Mar. 5, 2026
The Mathematics of Diminishment
In which the counting reveals what the bombing cannot
One week into the bombardment of the Flame Lands, the Eagle Republic's military commanders held what the inhabitants call a "press conference" — a ritual in which officials stand behind a podium and describe destruction using the language of progress.
The numbers they offered were these: the Flame Lands' missile attacks have decreased by ninety percent. Their drone attacks have fallen by eighty-three percent. Over three hundred ballistic missile launchers have been rendered inoperable. The implication, delivered with the quiet confidence of engineers reviewing a maintenance report, is that the operation is working.
Station Eleven has learned, over many cycles of observation, to be cautious with percentages. A ninety percent reduction sounds decisive until one calculates what ten percent of a large arsenal still represents. The Flame Lands have fired, by their own account, over five hundred ballistic missiles and nearly two thousand drones since the strikes began. If these numbers are accurate — and the inhabitants have a complicated relationship with accuracy during wartime — then a ninety percent reduction still leaves enough weaponry to continue making the region uninhabitable for commerce.
The evidence supports this reading. A refinery in the Pearl Islets — a cluster of small islands in the gulf — was struck by two missiles today, the last major ballistic attack on the gulf nations. The word "last" is supplied by hindsight, which the Observer does not possess. At the time of this report, it appeared to be merely the most recent in an unbroken sequence.
And the Narrow Passage — that forty-kilometre chokepoint through which the planet's energy supply flows — is dying not from missiles but from mathematics. The protection and indemnity associations, those quiet institutions that insure the world's merchant fleet, have withdrawn coverage for vessels transiting the strait. Without insurance, no ship owner will send their vessel through. It does not matter whether the passage is physically open or physically closed. It is financially closed, and in a civilisation built on the black liquid, financial closure and physical closure produce the same result.
One hundred and fifty vessels now sit anchored outside the strait, waiting. Traffic through the passage has dropped by seventy percent. The inhabitants have discovered something that Station Eleven could have told them: you do not need to mine a waterway to close it. You simply need to make the risk uninsurable.
Across the region, the human displacement continues. Five hundred thousand inhabitants of the Cedar Coast's capital have been ordered to evacuate ahead of further strikes on the Cedar Militia's strongholds. Nearly seven hundred thousand have already fled their homes. Seventeen thousand five hundred citizens of the Eagle Republic have been evacuated from the region by military and commercial aircraft — a logistical operation conducted with considerably more care than the one being inflicted on the Flame Lands' population.
The Counting Houses registered the week's accumulated shock. The Dow — one of the Eagle Republic's primary numerical indexes of collective confidence — fell seven hundred and eighty-five points. The price of the black liquid crossed eighty Eagle tokens per barrel for the first time in two years. The airlines, those companies that exist at the intersection of fuel prices and human optimism, lost more value than any other sector.
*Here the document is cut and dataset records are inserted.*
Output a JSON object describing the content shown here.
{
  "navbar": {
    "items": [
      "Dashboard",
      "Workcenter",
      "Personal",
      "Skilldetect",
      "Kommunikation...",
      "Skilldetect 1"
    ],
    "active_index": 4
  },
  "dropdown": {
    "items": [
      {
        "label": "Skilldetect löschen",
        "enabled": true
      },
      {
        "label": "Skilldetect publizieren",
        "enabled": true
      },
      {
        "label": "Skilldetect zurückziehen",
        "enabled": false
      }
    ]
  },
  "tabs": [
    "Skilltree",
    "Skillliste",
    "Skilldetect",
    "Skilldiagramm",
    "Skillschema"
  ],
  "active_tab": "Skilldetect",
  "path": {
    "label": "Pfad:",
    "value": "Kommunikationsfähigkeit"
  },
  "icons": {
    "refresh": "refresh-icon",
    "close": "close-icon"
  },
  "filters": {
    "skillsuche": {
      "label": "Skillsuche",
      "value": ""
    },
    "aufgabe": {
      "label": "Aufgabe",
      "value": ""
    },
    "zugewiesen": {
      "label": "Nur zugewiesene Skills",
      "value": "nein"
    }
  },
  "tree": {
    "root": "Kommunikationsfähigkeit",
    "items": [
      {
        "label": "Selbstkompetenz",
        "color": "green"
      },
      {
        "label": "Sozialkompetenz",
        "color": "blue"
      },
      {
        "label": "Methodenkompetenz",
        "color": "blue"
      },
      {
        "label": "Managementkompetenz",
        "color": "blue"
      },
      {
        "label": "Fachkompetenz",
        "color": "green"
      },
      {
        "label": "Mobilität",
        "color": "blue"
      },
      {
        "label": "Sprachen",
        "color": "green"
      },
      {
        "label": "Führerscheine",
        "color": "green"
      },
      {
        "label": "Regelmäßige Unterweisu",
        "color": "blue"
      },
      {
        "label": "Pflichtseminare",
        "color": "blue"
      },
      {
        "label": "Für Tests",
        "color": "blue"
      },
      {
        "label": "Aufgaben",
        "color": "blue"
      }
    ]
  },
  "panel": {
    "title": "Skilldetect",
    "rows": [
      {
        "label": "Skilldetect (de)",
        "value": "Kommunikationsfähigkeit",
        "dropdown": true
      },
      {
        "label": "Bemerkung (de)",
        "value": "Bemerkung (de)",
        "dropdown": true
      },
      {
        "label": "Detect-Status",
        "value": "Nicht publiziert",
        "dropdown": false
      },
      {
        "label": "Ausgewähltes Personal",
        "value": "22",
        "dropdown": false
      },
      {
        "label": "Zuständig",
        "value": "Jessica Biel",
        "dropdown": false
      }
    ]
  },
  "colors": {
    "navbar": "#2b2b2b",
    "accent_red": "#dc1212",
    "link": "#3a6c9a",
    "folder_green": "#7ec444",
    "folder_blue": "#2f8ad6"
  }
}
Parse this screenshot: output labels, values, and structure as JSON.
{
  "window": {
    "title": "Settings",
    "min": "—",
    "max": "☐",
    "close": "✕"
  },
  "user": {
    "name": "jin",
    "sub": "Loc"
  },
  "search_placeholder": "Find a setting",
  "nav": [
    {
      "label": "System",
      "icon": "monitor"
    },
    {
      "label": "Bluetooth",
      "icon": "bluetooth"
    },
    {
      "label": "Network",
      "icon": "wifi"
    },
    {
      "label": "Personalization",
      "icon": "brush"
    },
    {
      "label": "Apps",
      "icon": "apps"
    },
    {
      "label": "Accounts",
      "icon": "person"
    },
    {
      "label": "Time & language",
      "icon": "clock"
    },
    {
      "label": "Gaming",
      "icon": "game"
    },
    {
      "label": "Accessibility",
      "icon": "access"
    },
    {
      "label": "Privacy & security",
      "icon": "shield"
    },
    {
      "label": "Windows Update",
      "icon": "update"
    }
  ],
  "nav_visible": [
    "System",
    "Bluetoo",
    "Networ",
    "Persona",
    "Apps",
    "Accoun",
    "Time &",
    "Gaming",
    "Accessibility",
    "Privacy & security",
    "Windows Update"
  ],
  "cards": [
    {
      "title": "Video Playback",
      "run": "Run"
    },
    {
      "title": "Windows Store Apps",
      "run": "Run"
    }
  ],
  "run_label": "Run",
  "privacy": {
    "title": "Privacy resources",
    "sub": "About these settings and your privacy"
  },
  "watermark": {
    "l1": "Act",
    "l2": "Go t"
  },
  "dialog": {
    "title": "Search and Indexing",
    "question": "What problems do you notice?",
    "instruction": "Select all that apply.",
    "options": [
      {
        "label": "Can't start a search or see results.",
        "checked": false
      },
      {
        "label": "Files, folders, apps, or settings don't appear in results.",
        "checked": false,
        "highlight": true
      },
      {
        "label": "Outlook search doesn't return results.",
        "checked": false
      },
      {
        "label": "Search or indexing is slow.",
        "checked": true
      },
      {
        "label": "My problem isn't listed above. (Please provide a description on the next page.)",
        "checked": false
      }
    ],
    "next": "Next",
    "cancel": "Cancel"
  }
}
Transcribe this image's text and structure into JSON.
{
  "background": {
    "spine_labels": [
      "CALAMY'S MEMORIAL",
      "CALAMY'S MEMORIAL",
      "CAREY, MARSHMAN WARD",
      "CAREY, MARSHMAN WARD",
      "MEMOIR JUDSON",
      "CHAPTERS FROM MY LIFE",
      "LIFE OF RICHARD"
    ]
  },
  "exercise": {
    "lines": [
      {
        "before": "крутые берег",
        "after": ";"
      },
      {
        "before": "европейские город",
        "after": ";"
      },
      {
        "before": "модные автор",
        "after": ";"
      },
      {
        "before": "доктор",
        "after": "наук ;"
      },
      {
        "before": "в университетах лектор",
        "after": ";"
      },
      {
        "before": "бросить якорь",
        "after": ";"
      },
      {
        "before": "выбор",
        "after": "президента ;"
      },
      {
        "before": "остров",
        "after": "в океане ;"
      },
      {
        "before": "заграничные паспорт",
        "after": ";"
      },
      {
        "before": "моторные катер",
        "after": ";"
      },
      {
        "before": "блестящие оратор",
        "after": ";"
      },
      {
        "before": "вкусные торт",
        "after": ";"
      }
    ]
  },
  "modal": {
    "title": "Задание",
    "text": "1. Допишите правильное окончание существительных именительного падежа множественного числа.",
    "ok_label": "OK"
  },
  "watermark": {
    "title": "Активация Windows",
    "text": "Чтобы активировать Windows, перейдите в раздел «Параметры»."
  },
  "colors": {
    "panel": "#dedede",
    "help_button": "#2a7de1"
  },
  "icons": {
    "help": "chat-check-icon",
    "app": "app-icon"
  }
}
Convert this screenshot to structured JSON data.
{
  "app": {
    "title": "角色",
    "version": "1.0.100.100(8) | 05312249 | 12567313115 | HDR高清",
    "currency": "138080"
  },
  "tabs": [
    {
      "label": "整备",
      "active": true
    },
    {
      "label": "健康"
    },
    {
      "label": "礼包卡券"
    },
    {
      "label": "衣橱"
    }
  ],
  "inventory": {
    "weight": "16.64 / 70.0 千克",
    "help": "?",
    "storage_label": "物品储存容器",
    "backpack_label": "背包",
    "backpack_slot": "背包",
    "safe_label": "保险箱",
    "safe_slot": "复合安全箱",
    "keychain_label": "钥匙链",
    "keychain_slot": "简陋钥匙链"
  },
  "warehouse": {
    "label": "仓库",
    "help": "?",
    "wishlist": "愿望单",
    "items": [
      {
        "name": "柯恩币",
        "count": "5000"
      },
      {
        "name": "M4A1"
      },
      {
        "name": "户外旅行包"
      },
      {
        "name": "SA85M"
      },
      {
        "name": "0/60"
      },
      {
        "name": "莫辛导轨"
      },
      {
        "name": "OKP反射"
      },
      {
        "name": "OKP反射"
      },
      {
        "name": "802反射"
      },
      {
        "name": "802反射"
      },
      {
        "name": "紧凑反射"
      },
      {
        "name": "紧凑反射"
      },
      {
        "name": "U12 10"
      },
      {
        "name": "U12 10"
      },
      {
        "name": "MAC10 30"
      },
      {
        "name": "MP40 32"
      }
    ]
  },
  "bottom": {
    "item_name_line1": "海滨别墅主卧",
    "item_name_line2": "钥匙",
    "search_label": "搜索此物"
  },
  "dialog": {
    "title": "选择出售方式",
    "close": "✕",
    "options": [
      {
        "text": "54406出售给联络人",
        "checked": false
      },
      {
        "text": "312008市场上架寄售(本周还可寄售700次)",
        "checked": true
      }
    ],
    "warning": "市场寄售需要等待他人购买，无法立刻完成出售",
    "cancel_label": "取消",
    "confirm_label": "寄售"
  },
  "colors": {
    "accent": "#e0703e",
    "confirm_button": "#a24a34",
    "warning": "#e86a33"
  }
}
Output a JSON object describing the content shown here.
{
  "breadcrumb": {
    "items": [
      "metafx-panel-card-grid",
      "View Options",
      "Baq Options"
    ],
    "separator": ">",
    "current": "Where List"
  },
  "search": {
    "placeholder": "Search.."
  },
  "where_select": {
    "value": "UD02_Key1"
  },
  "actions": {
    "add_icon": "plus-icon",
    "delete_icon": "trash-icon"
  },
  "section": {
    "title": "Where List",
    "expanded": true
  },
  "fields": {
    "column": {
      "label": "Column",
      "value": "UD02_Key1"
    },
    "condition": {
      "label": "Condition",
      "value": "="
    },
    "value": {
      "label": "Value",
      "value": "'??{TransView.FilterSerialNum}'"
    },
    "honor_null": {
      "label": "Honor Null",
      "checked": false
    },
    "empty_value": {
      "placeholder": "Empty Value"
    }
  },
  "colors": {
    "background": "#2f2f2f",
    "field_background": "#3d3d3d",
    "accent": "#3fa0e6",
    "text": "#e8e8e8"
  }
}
And in the east, a development that the war has almost entirely eclipsed. The Jade Dominion, the Blue World's most populous nation, announced a seven percent increase in its military spending — two hundred and seventy-seven thousand million Eagle tokens, the slowest rate of growth in five years but still exceeding its own economic expansion. The Jade Dominion's parliament, which meets once a year in a vast hall and approves everything placed before it, also noted that its military aircraft had made a record number of flights near a contested island off its southeastern coast the previous year.
Station Eleven observes that the Blue World's inhabitants have a pattern: while one fire burns, another is quietly being laid. The dry timber of the next conflict is stacked and waiting. The current war merely provides cover for the preparations.
Seven days. The fire shows no sign of exhausting its fuel.